Apesar da morte ser o caminho natural da vida, na trajetória dos corpos negros infantis ela é politicamente estruturada de forma a materializa-se como um destino precoce. Antes de existir, uma criança negra já é um ser politicamente destinado à morte. A morte física e até mesmo simbólica desses corpos se apresenta a partir das ações violentas e da ausência estatal na elaboração de políticas públicas em seus territórios – por meio da negação de direitos básicos como saúde, alimentação, moradia, saneamento básico e educação.

Ao analisar o processo político e histórico de construção das normas no país é necessária a compreensão de duas premissas substanciais: a elaboração de uma norma não se desenvolve a partir da neutralidade e a sua análise não deve ser dissociada dos anseios sociais e políticos existentes durante o processo de formulação e aplicação da lei.

Esses pressupostos nos levam a refletir sobre o percurso das normas que se dedicaram a pensar as infâncias no Brasil e a perceber que a necropolítica se apresenta como um fio condutor que revela a desigualdade que existia nas leis – ao garantir às crianças brancas o direito à infância e eleger crianças negras como inimigas do Estado.

É preciso pensar a raça como fator central na elaboração e promoção de políticas públicas sobre infância no Brasil como um caminho de entrave e redução das desigualdades no acesso e exercício do direito à infância, para que o direito à vida seja regra e não exceção

A primeira violação do Estado brasileiro surge a partir da desumanização, coisificação e exploração desses corpos – ainda que infantis -, durante o processo de escravidão.
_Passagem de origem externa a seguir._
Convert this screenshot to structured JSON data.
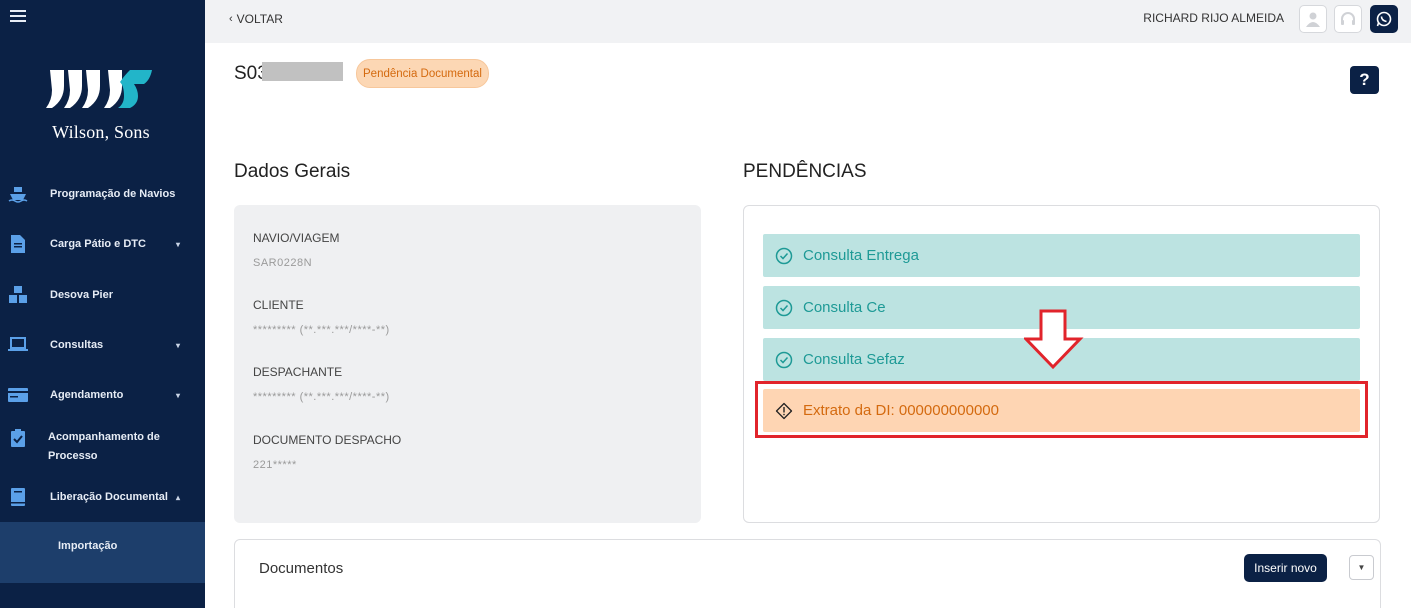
{
  "sidebar": {
    "logo_text": "Wilson, Sons",
    "items": [
      {
        "label": "Programação de Navios",
        "icon": "ship-icon",
        "caret": false
      },
      {
        "label": "Carga Pátio e DTC",
        "icon": "document-icon",
        "caret": true
      },
      {
        "label": "Desova Pier",
        "icon": "boxes-icon",
        "caret": false
      },
      {
        "label": "Consultas",
        "icon": "laptop-icon",
        "caret": true
      },
      {
        "label": "Agendamento",
        "icon": "card-icon",
        "caret": true
      },
      {
        "label": "Acompanhamento de Processo",
        "icon": "clipboard-check-icon",
        "caret": false
      },
      {
        "label": "Liberação Documental",
        "icon": "book-icon",
        "caret": true
      }
    ],
    "subitem": "Importação"
  },
  "topbar": {
    "back_label": "VOLTAR",
    "user_name": "RICHARD RIJO ALMEIDA"
  },
  "header": {
    "process_id": "S03",
    "status": "Pendência Documental",
    "help": "?"
  },
  "general": {
    "title": "Dados Gerais",
    "fields": [
      {
        "label": "NAVIO/VIAGEM",
        "value": "SAR0228N"
      },
      {
        "label": "CLIENTE",
        "value": "********* (**.***.***/****-**)"
      },
      {
        "label": "DESPACHANTE",
        "value": "********* (**.***.***/****-**)"
      },
      {
        "label": "DOCUMENTO DESPACHO",
        "value": "221*****"
      }
    ]
  },
  "pendencias": {
    "title": "PENDÊNCIAS",
    "items": [
      {
        "label": "Consulta Entrega",
        "status": "ok"
      },
      {
        "label": "Consulta Ce",
        "status": "ok"
      },
      {
        "label": "Consulta Sefaz",
        "status": "ok"
      },
      {
        "label": "Extrato da DI: 000000000000",
        "status": "warning"
      }
    ]
  },
  "documentos": {
    "title": "Documentos",
    "insert_label": "Inserir novo"
  },
  "colors": {
    "sidebar_bg": "#0b2145",
    "ok_bg": "#bce3e1",
    "ok_text": "#1e9a96",
    "warn_bg": "#fed5b3",
    "warn_text": "#d46a0f",
    "highlight": "#e1242b"
  }
}
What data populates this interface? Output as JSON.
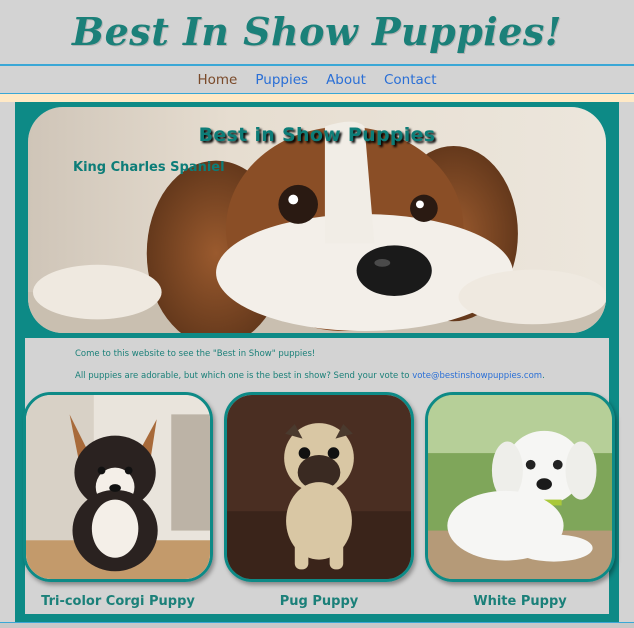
{
  "header": {
    "title": "Best In Show Puppies!"
  },
  "nav": {
    "items": [
      {
        "label": "Home",
        "active": true
      },
      {
        "label": "Puppies",
        "active": false
      },
      {
        "label": "About",
        "active": false
      },
      {
        "label": "Contact",
        "active": false
      }
    ]
  },
  "hero": {
    "title": "Best in Show Puppies",
    "caption": "King Charles Spaniel"
  },
  "intro": {
    "line1": "Come to this website to see the \"Best in Show\" puppies!",
    "line2_prefix": "All puppies are adorable, but which one is the best in show? Send your vote to ",
    "email": "vote@bestinshowpuppies.com",
    "line2_suffix": "."
  },
  "cards": [
    {
      "caption": "Tri-color Corgi Puppy"
    },
    {
      "caption": "Pug Puppy"
    },
    {
      "caption": "White Puppy"
    }
  ],
  "colors": {
    "accent": "#0d8a86",
    "title": "#1b8079",
    "link": "#2a6fd6",
    "background": "#d3d3d3"
  }
}
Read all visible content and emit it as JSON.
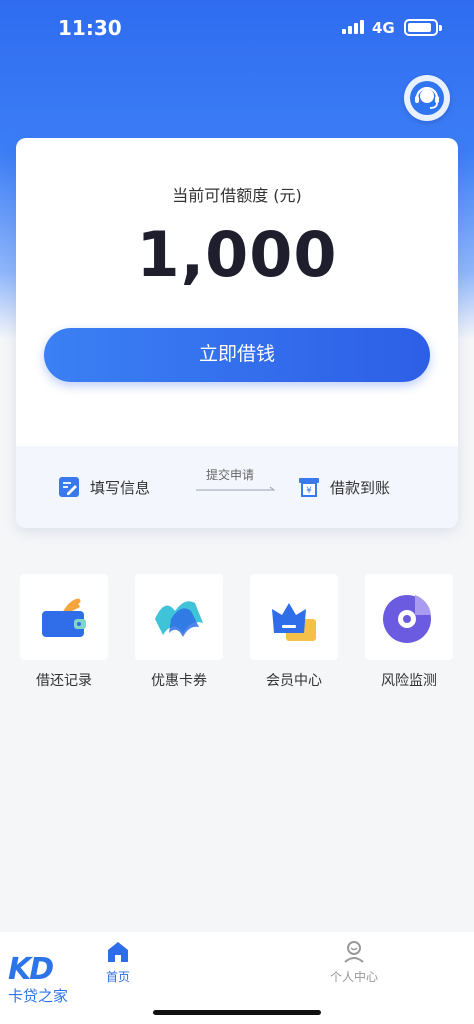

Muito embora nesse período toda criança fosse vista como propriedade – logo, não eram entendidas como sujeitos de direito -, ao tornar corpos negros infantis como “não-crianças” o Estado brasileiro legitima a violação destes corpos. Por esta razão era comum o aborto forçado de mulheres negras, sequestro e homicídio de crianças para não desviar a mãe do trabalho, nutricídio de crianças negras cujas mães eram impedidas de amamentar e até castigos crueis e trabalhos forçados.

Posteriormente, durante o século 18, a preocupação do Estado limitava-se ao recolhimento das crianças órfãs, enjeitadas ou expostas aos cuidados da igreja – eram em sua maioria ilegítimas ou filhos de escravizados. Durante o império vemos, também, a criminalização dos vadios e capoeiras (1890), a regulamentação da Casa de Correção com o objetivo de corrigir menores delinquentes, mendigos e vadios frente ao Código Penal de 1830, que já previa a responsabilização da criança a partir dos 7 anos, caso fosse identificado que esta tivesse “discernimento”.

Apenas na segunda metade do Século 19 é que surge a preocupação com a educação da criança. Contudo, a lei já proibia, em 1837, que “escravos e pretos africanos” tivessem acesso à educação. Em 1854, surge uma determinação que torna obrigatória a educação para meninos maiores de 7 anos, excetuando os escravos e aqueles que tivessem algum tipo de impedimento físico ou moral.

Em 1871, a Lei do Ventre Livre dispunha que, a partir daquela data, toda criança nascida do ventre de uma mulher escravizada seria considerada livre, devendo permanecer em cativeiro com a mãe até os 8 anos. Ao atingir esta idade, a lei facultava aos proprietários de escravos a possibilidade de permanecer usufruindo do trabalho da criança até que esta completasse 21 anos ou de entregá-la aos cuidados do Estado em troca de uma indenização pela perda da propriedade. Esta lei configurou um marco importante – apesar de ineficaz e de não cumprir com a promessa de liberdade -, porque com ela surge o início da preocupação com o controle das infâncias negras.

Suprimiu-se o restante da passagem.